マスクの窓から野球を見ればBACK NUMBER
尼崎4時36分発の始発で甲子園へ。
この球場が幸せな場所である理由。
posted2017/08/20 07:00
text by
安倍昌彦Masahiko Abe
photograph by
Kyodo News
その日は第1試合の前に用事があって、朝の6時半ごろに甲子園に着いた。
試合開始までまだ1時間半もあるのに、入場券の売り場には、駅まで届きそうな50メートルほどの列ができていて、それとは別に入場門にもおよそ30メートルの列ができている。こっちのほうは、すでに“前売り”を手に入れている人たちの列だ。
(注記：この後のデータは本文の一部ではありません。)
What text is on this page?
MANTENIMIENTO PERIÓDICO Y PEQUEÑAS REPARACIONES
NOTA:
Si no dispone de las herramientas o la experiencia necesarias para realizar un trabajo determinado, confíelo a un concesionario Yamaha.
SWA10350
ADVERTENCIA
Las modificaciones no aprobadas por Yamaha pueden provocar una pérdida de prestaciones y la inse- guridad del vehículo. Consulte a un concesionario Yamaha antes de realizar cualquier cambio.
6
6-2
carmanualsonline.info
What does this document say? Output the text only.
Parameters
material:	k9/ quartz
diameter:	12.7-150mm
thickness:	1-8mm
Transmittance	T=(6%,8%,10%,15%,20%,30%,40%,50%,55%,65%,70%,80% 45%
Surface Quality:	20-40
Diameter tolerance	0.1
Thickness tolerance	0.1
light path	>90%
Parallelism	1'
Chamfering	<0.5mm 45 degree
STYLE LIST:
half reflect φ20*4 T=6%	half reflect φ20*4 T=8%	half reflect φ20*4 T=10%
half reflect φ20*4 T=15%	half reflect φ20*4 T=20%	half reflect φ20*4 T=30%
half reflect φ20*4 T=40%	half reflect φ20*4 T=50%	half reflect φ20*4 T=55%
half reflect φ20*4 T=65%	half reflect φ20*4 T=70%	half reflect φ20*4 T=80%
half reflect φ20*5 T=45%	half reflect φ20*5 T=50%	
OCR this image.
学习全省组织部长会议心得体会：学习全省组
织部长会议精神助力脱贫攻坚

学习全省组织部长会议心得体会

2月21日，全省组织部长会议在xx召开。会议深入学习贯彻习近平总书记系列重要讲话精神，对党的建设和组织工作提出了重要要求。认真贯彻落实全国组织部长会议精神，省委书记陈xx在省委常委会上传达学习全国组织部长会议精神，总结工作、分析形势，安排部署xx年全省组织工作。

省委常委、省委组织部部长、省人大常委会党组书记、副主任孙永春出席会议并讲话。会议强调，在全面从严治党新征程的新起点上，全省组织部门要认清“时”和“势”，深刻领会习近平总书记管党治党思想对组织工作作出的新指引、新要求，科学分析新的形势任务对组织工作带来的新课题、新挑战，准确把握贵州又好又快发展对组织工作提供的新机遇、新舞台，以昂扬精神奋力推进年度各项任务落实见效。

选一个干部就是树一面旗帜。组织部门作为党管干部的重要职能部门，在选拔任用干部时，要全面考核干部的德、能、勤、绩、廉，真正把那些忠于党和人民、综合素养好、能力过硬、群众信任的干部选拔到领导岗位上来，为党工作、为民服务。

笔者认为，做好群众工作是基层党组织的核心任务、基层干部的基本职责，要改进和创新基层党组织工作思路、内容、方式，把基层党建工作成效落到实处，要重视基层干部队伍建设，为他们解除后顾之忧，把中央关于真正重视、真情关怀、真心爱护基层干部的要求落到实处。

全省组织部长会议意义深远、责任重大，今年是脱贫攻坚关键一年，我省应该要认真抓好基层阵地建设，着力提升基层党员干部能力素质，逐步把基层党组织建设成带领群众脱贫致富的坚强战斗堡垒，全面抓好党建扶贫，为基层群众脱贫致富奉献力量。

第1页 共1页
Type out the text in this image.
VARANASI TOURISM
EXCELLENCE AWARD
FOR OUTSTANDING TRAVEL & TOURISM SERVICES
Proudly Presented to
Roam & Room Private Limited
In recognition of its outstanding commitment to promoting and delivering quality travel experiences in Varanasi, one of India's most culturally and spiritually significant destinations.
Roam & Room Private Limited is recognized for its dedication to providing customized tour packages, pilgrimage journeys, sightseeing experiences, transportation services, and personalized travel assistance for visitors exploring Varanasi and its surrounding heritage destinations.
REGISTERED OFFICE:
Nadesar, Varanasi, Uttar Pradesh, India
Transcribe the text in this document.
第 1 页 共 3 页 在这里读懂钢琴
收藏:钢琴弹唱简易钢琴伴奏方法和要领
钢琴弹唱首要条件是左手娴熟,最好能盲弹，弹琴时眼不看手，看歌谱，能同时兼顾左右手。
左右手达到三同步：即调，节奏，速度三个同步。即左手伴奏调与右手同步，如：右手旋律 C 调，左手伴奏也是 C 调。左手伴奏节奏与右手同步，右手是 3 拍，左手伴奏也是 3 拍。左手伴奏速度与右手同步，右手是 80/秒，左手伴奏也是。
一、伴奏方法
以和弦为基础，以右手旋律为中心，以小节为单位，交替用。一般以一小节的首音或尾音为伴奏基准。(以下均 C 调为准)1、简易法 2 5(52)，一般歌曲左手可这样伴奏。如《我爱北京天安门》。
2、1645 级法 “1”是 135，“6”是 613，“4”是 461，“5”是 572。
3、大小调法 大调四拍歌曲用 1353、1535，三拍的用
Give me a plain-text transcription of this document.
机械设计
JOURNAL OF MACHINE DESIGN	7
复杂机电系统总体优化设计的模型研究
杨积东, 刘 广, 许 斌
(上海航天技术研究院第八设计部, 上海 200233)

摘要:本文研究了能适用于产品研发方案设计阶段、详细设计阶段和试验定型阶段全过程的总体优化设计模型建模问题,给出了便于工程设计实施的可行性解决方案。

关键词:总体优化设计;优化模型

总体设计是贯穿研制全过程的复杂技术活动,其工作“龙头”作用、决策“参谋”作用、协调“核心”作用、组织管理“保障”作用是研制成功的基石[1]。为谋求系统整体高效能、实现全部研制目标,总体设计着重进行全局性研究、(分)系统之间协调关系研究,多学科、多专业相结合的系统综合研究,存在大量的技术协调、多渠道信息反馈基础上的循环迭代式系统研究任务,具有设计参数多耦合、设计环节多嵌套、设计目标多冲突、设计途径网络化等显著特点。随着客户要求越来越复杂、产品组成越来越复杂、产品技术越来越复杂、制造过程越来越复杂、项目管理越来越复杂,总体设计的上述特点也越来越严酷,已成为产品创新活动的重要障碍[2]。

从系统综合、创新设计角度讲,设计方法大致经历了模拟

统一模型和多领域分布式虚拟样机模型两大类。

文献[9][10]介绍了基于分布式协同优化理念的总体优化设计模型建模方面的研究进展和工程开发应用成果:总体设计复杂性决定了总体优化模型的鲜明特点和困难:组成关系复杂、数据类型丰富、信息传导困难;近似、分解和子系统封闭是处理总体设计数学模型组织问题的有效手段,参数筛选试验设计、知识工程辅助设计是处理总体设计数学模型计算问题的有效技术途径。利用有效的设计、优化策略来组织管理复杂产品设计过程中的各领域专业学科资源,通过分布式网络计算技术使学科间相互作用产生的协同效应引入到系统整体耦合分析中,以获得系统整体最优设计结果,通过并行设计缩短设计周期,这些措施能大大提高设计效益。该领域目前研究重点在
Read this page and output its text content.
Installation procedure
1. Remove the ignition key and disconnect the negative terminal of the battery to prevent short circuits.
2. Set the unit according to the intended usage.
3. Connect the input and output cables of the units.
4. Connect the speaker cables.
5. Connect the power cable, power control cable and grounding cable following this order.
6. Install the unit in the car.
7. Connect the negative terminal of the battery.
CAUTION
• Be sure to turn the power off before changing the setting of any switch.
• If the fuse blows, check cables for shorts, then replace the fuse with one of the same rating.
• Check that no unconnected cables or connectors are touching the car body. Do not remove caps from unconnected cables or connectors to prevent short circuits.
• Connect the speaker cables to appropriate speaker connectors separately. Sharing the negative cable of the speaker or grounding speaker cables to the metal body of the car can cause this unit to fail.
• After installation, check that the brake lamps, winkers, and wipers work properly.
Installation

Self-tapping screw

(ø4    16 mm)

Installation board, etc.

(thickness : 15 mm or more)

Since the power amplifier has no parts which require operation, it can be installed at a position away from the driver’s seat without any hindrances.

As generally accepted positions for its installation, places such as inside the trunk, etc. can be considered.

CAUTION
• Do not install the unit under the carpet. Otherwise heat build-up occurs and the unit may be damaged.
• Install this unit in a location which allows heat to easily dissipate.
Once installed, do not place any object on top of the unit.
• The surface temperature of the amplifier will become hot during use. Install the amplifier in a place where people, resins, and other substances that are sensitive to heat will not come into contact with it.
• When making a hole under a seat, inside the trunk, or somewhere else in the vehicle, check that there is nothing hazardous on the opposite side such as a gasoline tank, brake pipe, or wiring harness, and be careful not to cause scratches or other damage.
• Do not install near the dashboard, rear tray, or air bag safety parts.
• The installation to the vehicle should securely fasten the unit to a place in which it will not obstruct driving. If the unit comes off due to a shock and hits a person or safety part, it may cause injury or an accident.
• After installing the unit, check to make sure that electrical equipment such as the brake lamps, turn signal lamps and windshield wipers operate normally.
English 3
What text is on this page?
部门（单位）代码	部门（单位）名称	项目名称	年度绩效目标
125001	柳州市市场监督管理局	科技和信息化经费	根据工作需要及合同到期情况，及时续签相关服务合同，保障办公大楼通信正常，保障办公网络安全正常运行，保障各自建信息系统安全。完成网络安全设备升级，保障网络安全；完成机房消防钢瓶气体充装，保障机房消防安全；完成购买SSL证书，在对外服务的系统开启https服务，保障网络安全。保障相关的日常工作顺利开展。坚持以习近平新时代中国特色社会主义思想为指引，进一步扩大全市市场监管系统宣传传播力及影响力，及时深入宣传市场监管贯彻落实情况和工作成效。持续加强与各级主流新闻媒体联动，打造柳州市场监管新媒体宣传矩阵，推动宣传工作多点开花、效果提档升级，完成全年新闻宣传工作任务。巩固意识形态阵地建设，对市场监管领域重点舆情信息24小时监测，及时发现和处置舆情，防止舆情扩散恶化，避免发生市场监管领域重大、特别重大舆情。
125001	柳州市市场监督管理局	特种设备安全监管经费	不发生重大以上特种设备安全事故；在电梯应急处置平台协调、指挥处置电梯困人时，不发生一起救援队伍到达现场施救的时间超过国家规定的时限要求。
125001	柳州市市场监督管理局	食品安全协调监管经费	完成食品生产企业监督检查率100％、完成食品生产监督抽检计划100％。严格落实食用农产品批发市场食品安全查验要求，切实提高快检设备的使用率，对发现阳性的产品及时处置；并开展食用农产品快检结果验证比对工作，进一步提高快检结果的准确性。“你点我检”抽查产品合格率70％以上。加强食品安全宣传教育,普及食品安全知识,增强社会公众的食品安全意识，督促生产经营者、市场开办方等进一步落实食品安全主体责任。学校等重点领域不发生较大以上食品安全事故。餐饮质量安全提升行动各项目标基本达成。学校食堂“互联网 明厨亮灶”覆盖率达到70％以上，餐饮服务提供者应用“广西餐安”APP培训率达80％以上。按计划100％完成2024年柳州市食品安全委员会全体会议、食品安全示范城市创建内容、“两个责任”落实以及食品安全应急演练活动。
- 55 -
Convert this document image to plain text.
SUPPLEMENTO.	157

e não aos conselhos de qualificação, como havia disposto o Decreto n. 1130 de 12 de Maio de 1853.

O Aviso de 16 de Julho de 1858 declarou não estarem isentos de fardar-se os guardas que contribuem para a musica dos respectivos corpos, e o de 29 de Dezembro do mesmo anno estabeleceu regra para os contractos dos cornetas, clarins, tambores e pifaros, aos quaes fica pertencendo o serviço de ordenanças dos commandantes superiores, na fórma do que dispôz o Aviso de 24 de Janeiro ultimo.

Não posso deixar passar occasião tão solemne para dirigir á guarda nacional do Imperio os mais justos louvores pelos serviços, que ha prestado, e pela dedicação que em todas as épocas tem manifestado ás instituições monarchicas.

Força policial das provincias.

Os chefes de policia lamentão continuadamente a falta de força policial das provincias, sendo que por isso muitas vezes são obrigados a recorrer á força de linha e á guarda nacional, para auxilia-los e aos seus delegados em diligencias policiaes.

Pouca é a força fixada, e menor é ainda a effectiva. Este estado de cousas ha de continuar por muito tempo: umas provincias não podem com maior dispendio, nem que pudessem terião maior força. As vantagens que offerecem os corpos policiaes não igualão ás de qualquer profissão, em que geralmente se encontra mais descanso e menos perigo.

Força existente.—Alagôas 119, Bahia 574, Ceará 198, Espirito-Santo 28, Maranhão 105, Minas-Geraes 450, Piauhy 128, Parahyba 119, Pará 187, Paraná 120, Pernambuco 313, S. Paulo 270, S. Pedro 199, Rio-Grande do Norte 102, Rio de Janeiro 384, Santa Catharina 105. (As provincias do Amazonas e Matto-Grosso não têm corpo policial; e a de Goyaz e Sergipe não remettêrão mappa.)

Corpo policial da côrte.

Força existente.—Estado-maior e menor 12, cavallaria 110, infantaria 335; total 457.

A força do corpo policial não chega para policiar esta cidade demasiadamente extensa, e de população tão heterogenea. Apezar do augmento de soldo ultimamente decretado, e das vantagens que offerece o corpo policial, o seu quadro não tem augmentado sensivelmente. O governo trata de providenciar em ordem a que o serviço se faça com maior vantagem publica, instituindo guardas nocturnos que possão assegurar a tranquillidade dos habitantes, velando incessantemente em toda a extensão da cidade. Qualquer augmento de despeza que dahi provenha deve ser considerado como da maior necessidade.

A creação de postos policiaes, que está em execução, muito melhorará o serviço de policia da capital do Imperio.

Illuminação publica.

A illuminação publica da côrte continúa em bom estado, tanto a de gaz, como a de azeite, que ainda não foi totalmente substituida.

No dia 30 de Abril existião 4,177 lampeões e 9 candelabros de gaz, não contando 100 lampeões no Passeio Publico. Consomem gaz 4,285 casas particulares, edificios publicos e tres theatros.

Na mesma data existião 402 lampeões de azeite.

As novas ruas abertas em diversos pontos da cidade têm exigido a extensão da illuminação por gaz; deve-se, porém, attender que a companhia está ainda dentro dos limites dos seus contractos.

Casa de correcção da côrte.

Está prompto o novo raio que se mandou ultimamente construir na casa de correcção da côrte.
その入場門組の中に、プロ野球各球団の若いスカウトたちの顔が何人も見える。
この時間にもう列に並んでいるのだから、彼らが甲子園に着いたのは6時なのか、5時半なのか。
ゲートが開くのは7時だ。
試合開始と同じかん高いサイレンが鳴って、それぞれのゲートから球場に入った観客たちがスタンドになだれ込んでくる。
おそろしいほどのダッシュ。
そのスピード、その気迫、その殺気。目指すシートに向かって、ものすごい争奪戦が始まる。
その“脱兎”の群れの中に、スカウトたちの姿も混じる。現役を終えて何年も経っていない若手たちばかり。スピード、気迫、そして殺気でもぜんぜん負けていないし、その上彼らには鍛え上げたパワーがある。
あっという間に目ざすエリアに駆けつけると、新聞を広げ、ビニールシートを広げ、球団全員のぶんの席を確保するのだ。
「尼崎4時36分発、始発です!」
開門してすぐスタンドに駆け込んできたのだから、彼らが並んでいたのは、ほぼ列の最前方だったことが想像できる。
「何時に来たの……?」
思わず訊いていた。
「尼崎4時36分発、始発です!」
ヒットを打ったあとのような顔で、若いスカウトが教えてくれた。
「たいへんだねぇ……」
それしか、言葉が出なかった。
「4時に起きて、そのまま来るんですよ」
言葉に“泣き”が滲んでなかったのが救いだった。